Raoul : Avalanche, c’est une catastrophe, mais c’est aussi une promesse de renaissance… On dit que des trucs beaux aujourd’hui !”

Avec Avalanche, La Maison Tellier a totalement délaissé son côté côté country.
Raoul : J’ai ramené mon banjo chez moi du coup. Et je peux le travailler pour de vrai maintenant !
Helmut : Ca sert à rien de vouloir singer des mecs. On avait fait le tour de ce qu’on pouvait faire à nous cinq vu qu’aucun de nous n’est un puriste du folk ou du bluegrass.
Raoul : On a fait semblant de faire de la country pendant quelques années. Disons que notre ADN est un tout petit peu plus large, genre americana… Mais y a toujours du pedal steel.
Helmut : Les cuivres aussi, c’est difficile de s’en passer.
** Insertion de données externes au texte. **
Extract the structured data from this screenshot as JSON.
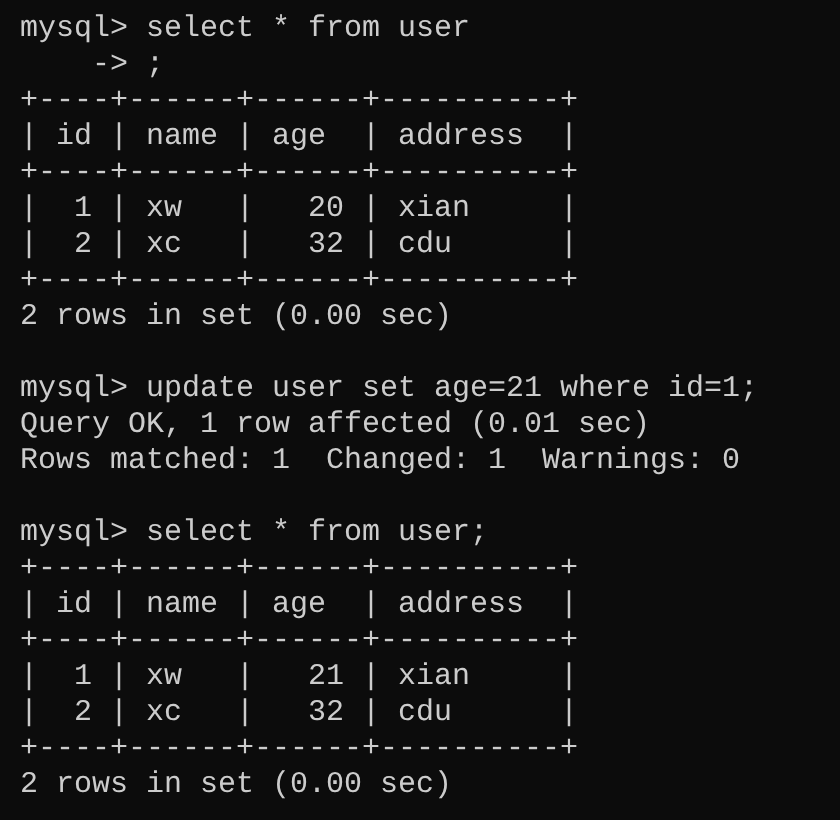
{
  "terminal": {
    "blocks": [
      [
        "mysql> select * from user",
        "    -> ;",
        "+----+------+------+----------+",
        "| id | name | age  | address  |",
        "+----+------+------+----------+",
        "|  1 | xw   |   20 | xian     |",
        "|  2 | xc   |   32 | cdu      |",
        "+----+------+------+----------+",
        "2 rows in set (0.00 sec)"
      ],
      [
        "mysql> update user set age=21 where id=1;",
        "Query OK, 1 row affected (0.01 sec)",
        "Rows matched: 1  Changed: 1  Warnings: 0"
      ],
      [
        "mysql> select * from user;",
        "+----+------+------+----------+",
        "| id | name | age  | address  |",
        "+----+------+------+----------+",
        "|  1 | xw   |   21 | xian     |",
        "|  2 | xc   |   32 | cdu      |",
        "+----+------+------+----------+",
        "2 rows in set (0.00 sec)"
      ]
    ]
  }
}
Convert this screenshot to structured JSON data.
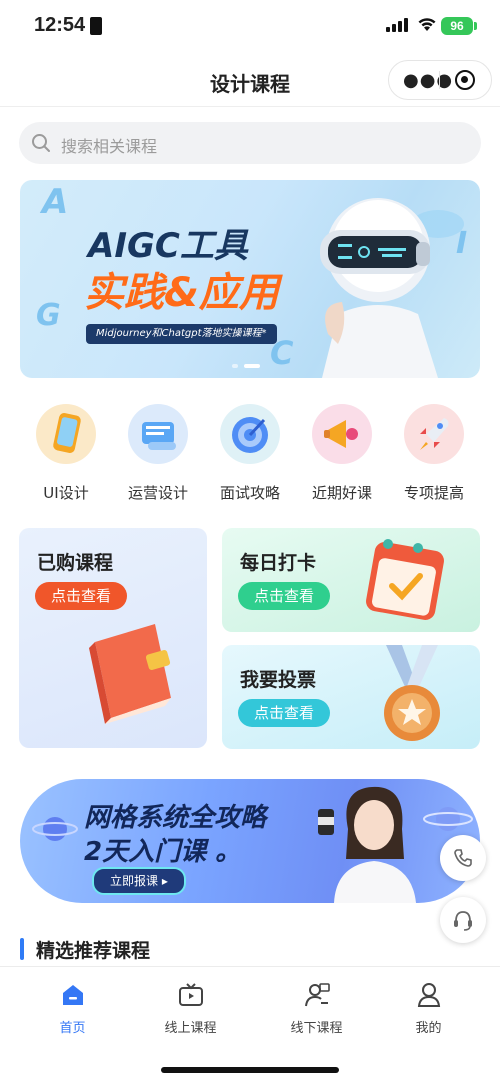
{
  "status": {
    "time": "12:54",
    "battery": "96"
  },
  "nav": {
    "title": "设计课程",
    "more_icon": "more-dots-icon",
    "target_icon": "target-icon"
  },
  "search": {
    "placeholder": "搜索相关课程"
  },
  "banner": {
    "title_line1": "AIGC工具",
    "title_line2": "实践&应用",
    "tagline": "Midjourney和Chatgpt落地实操课程*",
    "letters": [
      "A",
      "G",
      "C",
      "I"
    ]
  },
  "categories": [
    {
      "label": "UI设计",
      "icon": "phone-icon",
      "color": "#fbe9c8"
    },
    {
      "label": "运营设计",
      "icon": "scroll-icon",
      "color": "#dceafb"
    },
    {
      "label": "面试攻略",
      "icon": "target-board-icon",
      "color": "#dff1f6"
    },
    {
      "label": "近期好课",
      "icon": "megaphone-icon",
      "color": "#fadde8"
    },
    {
      "label": "专项提高",
      "icon": "rocket-icon",
      "color": "#fbe0e0"
    }
  ],
  "cards": {
    "purchased": {
      "title": "已购课程",
      "button": "点击查看"
    },
    "checkin": {
      "title": "每日打卡",
      "button": "点击查看"
    },
    "vote": {
      "title": "我要投票",
      "button": "点击查看"
    }
  },
  "promo": {
    "line1": "网格系统全攻略",
    "line2": "2天入门课 。",
    "button": "立即报课 ▸"
  },
  "section": {
    "title": "精选推荐课程"
  },
  "tabs": [
    {
      "label": "首页",
      "icon": "home-icon",
      "active": true
    },
    {
      "label": "线上课程",
      "icon": "tv-icon",
      "active": false
    },
    {
      "label": "线下课程",
      "icon": "teacher-icon",
      "active": false
    },
    {
      "label": "我的",
      "icon": "user-icon",
      "active": false
    }
  ],
  "colors": {
    "accent": "#3477f5",
    "orange_button": "#f0562a",
    "green_button": "#2fcf8e",
    "cyan_button": "#33c7d9"
  }
}
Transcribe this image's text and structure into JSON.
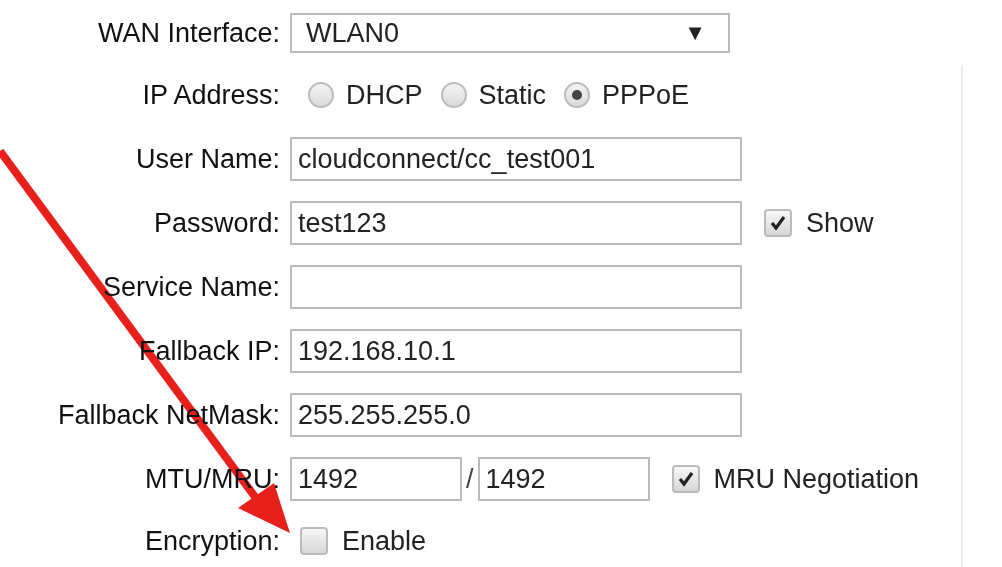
{
  "wan_interface": {
    "label": "WAN Interface:",
    "value": "WLAN0",
    "caret": "▼"
  },
  "ip_address": {
    "label": "IP Address:",
    "options": [
      {
        "label": "DHCP",
        "selected": false
      },
      {
        "label": "Static",
        "selected": false
      },
      {
        "label": "PPPoE",
        "selected": true
      }
    ]
  },
  "user_name": {
    "label": "User Name:",
    "value": "cloudconnect/cc_test001"
  },
  "password": {
    "label": "Password:",
    "value": "test123",
    "show": {
      "label": "Show",
      "checked": true
    }
  },
  "service_name": {
    "label": "Service Name:"
  },
  "fallback_ip": {
    "label": "Fallback IP:",
    "value": "192.168.10.1"
  },
  "fallback_netmask": {
    "label": "Fallback NetMask:",
    "value": "255.255.255.0"
  },
  "mtu_mru": {
    "label": "MTU/MRU:",
    "mtu": "1492",
    "separator": "/",
    "mru": "1492",
    "negotiation": {
      "label": "MRU Negotiation",
      "checked": true
    }
  },
  "encryption": {
    "label": "Encryption:",
    "enable": {
      "label": "Enable",
      "checked": false
    }
  }
}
Raoul : C’est vrai que ça apporte une touche orchestrale. Sinon, il y a plus de synthés mais aucun de nous n’est vraiment un synthéman… ça s’apprivoise. Ce qui permet de créer des accidents intéressants.”
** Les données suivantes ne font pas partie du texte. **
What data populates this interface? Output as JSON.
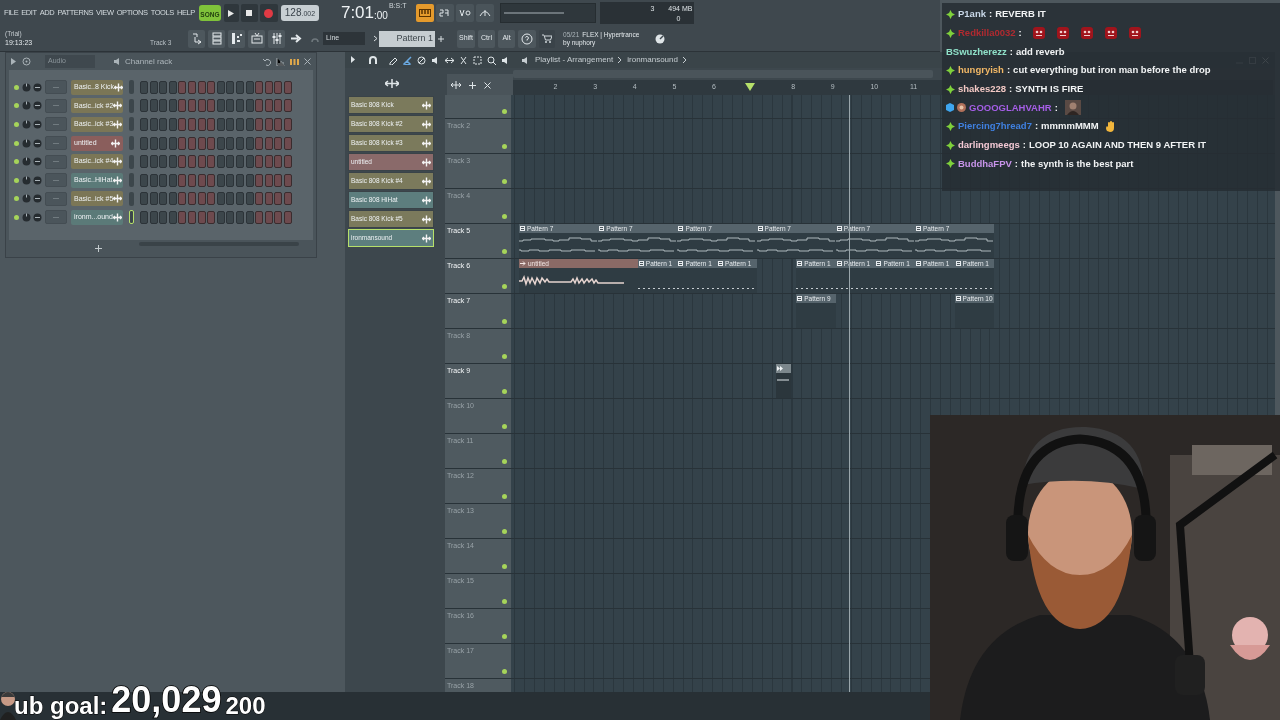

Ce changement de son pourrait être arribué au producteur Yann Arnaud.
Helmut : On a choisi de travailler avec Yann parce que Syd Matters. Voilà.
Raoul : C’est peut-être le meilleur exemple de groupe français qui fait de la musique d’inspiration folk anglo-saxonne et sans que ça sonne jamais traditionnel. C’est pas exclusivement grace à Yann, mais il participe à ce côté folk de chambre français. Yann a ce côté vachement contemporain.
Helmut : Quand on a exprimé le souhait d’avoir un réal dès le début de l’album, c’est peut-être le nom qui a été proposé en premier. Mais je l’ai rencontré d’abord, parce qu’on a quand même passé presque 15 jours avec lui du matin au soir. Donc le mec tu le trouves talentueux soit, mais il y a aussi une manière de parler à un groupe qui existe depuis dix ans, cinq mecs qui se connaissent super bien, et il a tout de suite trouvé comment faire.
Raoul : J’ai été vachement impressionné, je m’en suis rendu compte le jour où on a enregistré les cordes, pour lesquels Leopold, notre trompettiste a écrit tous les arrangements.
Helmut : Et Yann est arrivé à parler très calmement très fermement et très humainement à tous en respectant la place de chacun.
Raoul : Il pouvait dire à chacune des membres du quatuor un truc très précis genre « mesure 56 » mais sans empiéter sur la place de chef d’orchestre de notre trompettiste, tout en lui parlant avec l’air de pas y toucher mais avec la déférence que tu dois au mec qui a fait les arrangements.
Helmut : C’est pas souvent qu’on rencontre des gens dotés de cette intelligence de l’humain.”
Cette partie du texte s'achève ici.